The nanobee's lipid monolayer containing melittin attaches to the cancer cell membrane and the two fuse together. The lipids around the nanobee and the cell's lipid layer can then mix and the melittin literally flows from the particle to the cell membrane. Still inactive, the melittin is then transported inside the cell. Once there, it pokes holes in the mitochondria, triggering apoptosis, the process of cell suicide.

But cancer cells are notoriously good at self-defense, devising pathways around roadblocks that cancer treatments attempt to erect. Since melittin's method of killing is mechanical, however, it is thought that cancer cells will have a tougher time adapting to it.

"A cell would have to figure out how to repair massive disruptions of its membrane -- probably in seconds," said Wickline. "Can it do that? I don't know the answer to that, but the hypothesis is that this kind of mechanical disruption would be hard to get around, much harder than inhibiting a single point in a single signaling pathway."

Mice Are Not Men

Before Phase I clinical trials for safety can begin in people, more animal testing is required.

"One must be cognizant of the fact that mice are not men," Wickline said. He speculates that the earliest human safety trials could begin in 18 months. In the meantime, they will test nanobees in rabbits.

"The original concern was that melittin is very toxic," Schlesinger said. "Putting it on the nanobees has apparently taken care of that in mice. But one would look very carefully in other animal studies for any evidence of that toxicity reappearing."

They must also scale up the production of melittin, and the rabbit trial will be good practice. "Rabbits are about 100 times bigger than mice so we need 100 times the melittin," said Schlesinger. Fortunately for bees, the melittin used in these studies is synthetic. "We don't squeeze any bees," said Wickline with a laugh. "It's a 26 amino acid peptide and it's relatively straightforward to make."

With such a small peptide, they also do not anticipate problems with bee allergies. "We won't know for sure until we test it," Wickline said, "but according to the literature on beekeeper stings, most of those reactions are likely not to melittin itself, but to other components of bee venom, which are much larger peptides."

The Cost of Care

As for the cost of high-tech health care, both Wickline and Schlesinger are optimistic about the possible cost of nanobees.

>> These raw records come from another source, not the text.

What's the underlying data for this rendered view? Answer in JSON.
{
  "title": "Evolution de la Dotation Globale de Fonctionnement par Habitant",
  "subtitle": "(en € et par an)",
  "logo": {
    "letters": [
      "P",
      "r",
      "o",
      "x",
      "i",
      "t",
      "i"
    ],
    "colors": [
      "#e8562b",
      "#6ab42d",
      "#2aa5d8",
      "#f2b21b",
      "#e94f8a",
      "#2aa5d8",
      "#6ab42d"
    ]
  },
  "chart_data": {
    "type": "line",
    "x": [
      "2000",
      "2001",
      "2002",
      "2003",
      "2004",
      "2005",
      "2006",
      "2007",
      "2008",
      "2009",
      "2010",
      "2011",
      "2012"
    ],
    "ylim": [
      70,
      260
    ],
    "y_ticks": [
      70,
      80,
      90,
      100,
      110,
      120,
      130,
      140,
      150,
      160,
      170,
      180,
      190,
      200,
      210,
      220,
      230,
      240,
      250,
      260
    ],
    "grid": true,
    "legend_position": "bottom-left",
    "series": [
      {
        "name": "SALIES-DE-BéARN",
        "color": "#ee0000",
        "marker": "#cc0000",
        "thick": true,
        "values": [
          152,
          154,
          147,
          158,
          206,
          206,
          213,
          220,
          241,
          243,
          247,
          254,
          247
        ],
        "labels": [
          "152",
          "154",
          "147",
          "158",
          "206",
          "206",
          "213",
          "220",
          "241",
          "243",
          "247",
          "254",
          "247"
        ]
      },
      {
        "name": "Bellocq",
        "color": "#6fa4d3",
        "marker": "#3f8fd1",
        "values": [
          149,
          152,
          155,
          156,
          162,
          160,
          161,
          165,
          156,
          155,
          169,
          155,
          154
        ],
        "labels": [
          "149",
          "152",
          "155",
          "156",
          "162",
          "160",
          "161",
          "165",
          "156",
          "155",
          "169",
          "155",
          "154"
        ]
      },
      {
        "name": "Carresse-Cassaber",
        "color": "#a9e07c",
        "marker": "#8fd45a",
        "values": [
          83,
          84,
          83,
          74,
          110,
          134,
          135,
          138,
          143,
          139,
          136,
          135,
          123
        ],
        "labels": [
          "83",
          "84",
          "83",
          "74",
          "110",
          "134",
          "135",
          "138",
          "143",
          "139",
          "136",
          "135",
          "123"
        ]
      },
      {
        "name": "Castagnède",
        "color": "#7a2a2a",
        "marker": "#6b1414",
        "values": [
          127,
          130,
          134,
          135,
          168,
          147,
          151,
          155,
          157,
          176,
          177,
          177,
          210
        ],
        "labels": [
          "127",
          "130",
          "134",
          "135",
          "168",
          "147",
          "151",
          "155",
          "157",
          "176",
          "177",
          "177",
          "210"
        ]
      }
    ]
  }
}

"I don't think it's going to be prohibitively expensive to make these carriers," Wickline said. This particular nanoparticle self-assembles, they point out. "You mix it up in a batch like salad dressing," Wickline said. "It comes together naturally."

The melittin is relatively expensive right now, Schlesinger said, but he attributes that to the fact that no one is making it in large quantities yet. "We're certainly able to make insulin synthetically and that's at least 10 times larger than melittin," he said.

Wickline acknowledges that nanobees would likely be more expensive than a drug a pharmaceutical company makes. Those drugs are typically single small molecules while the nanobee has two components. But Wickline also points out that a local company he co-founded, Kereos Inc. already makes the nanobee carrier - the perfluorocarbon core -- in what's called "good manufacturing practices," meeting standards set by the Food and Drug Administration for safety and quality.

Wickline urges caution and patience, but also hope. Because nanoparticles are both complex and new to the FDA, he thinks the approval process may be longer than for traditional small molecule drugs. But he points out the already toxic effects of current cancer treatments. Nanotherapeutics "are going to protect healthy tissues much more so than the drugs we see today."

Julia Evangelou Strait is a freelance science writer based in St. Louis. She is a 2009 Missouri Health Journalism Fellow and holds a master's degree in biomedical engineering.